Michel Strulovici

28 juil. 20236 Min

Quand les fonds de pension épuisent les nappes phréatiques

Cet été à Pont-du-Château (Puy-de-Dôme) : les bords de l'Allier sont asséchés. Photo Renaud Baldassin / "La Montagne"

Le réchauffement climatique n'est pas seul responsable de la sécheresse ! Ainsi, les scientifiques ont beau alerter, depuis des années, sur l'impact des captages effectués par Volvic dans l'assèchement des nappes de la région des puys, en Auvergne, rien ne change. Quelle que soit l'ampleur des dommages écologiques (et désormais humains), les fonds de pension américains qui contrôlent le Groupe Danone, propriétaire de Volvic, ne sont pas disposés à calmer leur soif... de profits.
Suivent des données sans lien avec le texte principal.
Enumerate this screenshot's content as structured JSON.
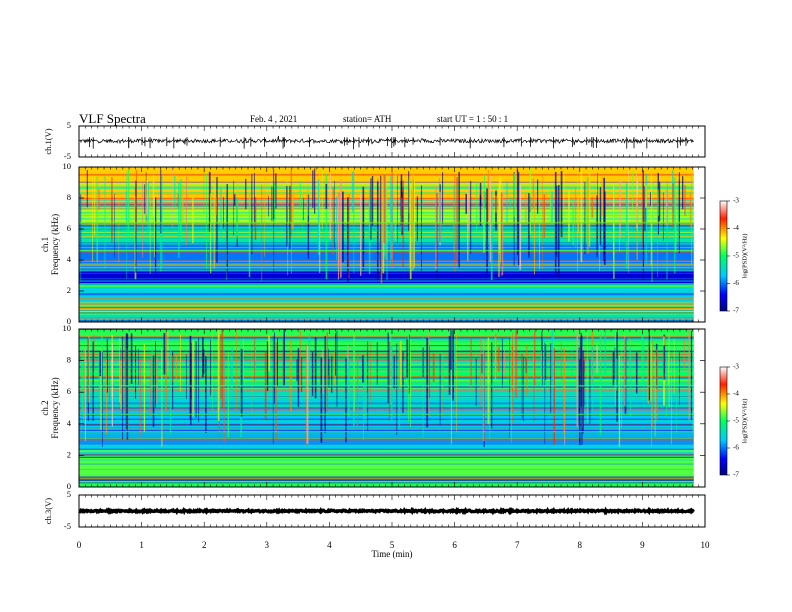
{
  "header": {
    "title": "VLF Spectra",
    "date": "Feb. 4 , 2021",
    "station": "station= ATH",
    "start_ut": "start UT = 1 : 50 : 1"
  },
  "chart_data": [
    {
      "type": "line",
      "panel": "ch1-waveform",
      "ylabel": "ch.1(V)",
      "yticks": [
        "5",
        "-5"
      ],
      "ylim": [
        -5,
        5
      ],
      "xlim": [
        0,
        10
      ],
      "data_end": 9.82,
      "baseline": 0.2,
      "noise_amplitude": 0.6
    },
    {
      "type": "heatmap",
      "panel": "ch1-spectrogram",
      "ylabel": "ch.1 Frequency (kHz)",
      "yticks": [
        "0",
        "2",
        "4",
        "6",
        "8",
        "10"
      ],
      "ylim": [
        0,
        10
      ],
      "xlim": [
        0,
        10
      ],
      "data_end": 9.82,
      "colorbar": {
        "label": "log(PSD)(V²/Hz)",
        "ticks": [
          "-3",
          "-4",
          "-5",
          "-6",
          "-7"
        ],
        "range": [
          -7,
          -3
        ]
      },
      "bands": [
        {
          "from": 0,
          "to": 0.4,
          "level": -5.4
        },
        {
          "from": 0.4,
          "to": 1.2,
          "level": -4.7
        },
        {
          "from": 1.2,
          "to": 2.2,
          "level": -5.6
        },
        {
          "from": 2.2,
          "to": 2.5,
          "level": -5.0
        },
        {
          "from": 2.5,
          "to": 3.3,
          "level": -6.6
        },
        {
          "from": 3.3,
          "to": 5.0,
          "level": -6.0
        },
        {
          "from": 5.0,
          "to": 6.3,
          "level": -5.3
        },
        {
          "from": 6.3,
          "to": 7.6,
          "level": -4.6
        },
        {
          "from": 7.6,
          "to": 10,
          "level": -4.2
        }
      ]
    },
    {
      "type": "heatmap",
      "panel": "ch2-spectrogram",
      "ylabel": "ch.2 Frequency (kHz)",
      "yticks": [
        "0",
        "2",
        "4",
        "6",
        "8",
        "10"
      ],
      "ylim": [
        0,
        10
      ],
      "xlim": [
        0,
        10
      ],
      "data_end": 9.82,
      "colorbar": {
        "label": "log(PSD)(V²/Hz)",
        "ticks": [
          "-3",
          "-4",
          "-5",
          "-6",
          "-7"
        ],
        "range": [
          -7,
          -3
        ]
      },
      "bands": [
        {
          "from": 0,
          "to": 0.6,
          "level": -4.9
        },
        {
          "from": 0.6,
          "to": 2.0,
          "level": -4.8
        },
        {
          "from": 2.0,
          "to": 2.6,
          "level": -5.6
        },
        {
          "from": 2.6,
          "to": 3.6,
          "level": -5.9
        },
        {
          "from": 3.6,
          "to": 5.0,
          "level": -5.7
        },
        {
          "from": 5.0,
          "to": 6.4,
          "level": -5.4
        },
        {
          "from": 6.4,
          "to": 8.0,
          "level": -5.0
        },
        {
          "from": 8.0,
          "to": 10,
          "level": -4.9
        }
      ]
    },
    {
      "type": "line",
      "panel": "ch3-waveform",
      "ylabel": "ch.3(V)",
      "yticks": [
        "5",
        "-5"
      ],
      "ylim": [
        -5,
        5
      ],
      "xlim": [
        0,
        10
      ],
      "data_end": 9.82,
      "baseline": 0.0,
      "noise_amplitude": 0.25,
      "xlabel": "Time (min)",
      "xticks": [
        "0",
        "1",
        "2",
        "3",
        "4",
        "5",
        "6",
        "7",
        "8",
        "9",
        "10"
      ]
    }
  ]
}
Un exemple parmi d'autres d'une frénésie financière prompte à épuiser les ressources naturelles.

Volvic, l'eau pure de nos volcans. Evian et ses bébés danseurs, Salvetat qui « a mis le Sud en bouteilles », Badoit et son "badadi et badada", Aqua en Indonésie, et partout de par le monde, à leurs sources, le puissant groupe Danone embouteille à tout va, non sans proclamer : « Nous voulons toujours faire le bien, afin que notre entreprise soit une force pour le bien dans le monde. Bon pour la santé, bon pour la planète et bon pour les gens, enracinés dans la vision "One Planet. One Health" de Danone ». Ça, c’est du slogan !

De son côté le survitaminé groupe Nestlé capte les eaux de Vittel, celles qui nous donnent « un plus pour l'immunité », de Vergèze devenues Perrier, qui conjuguent « eau, air, vie » , de Hépar et « sa joie d'avoir un bon transit », de Contrex , « notre partenaire minceur », etc. (1)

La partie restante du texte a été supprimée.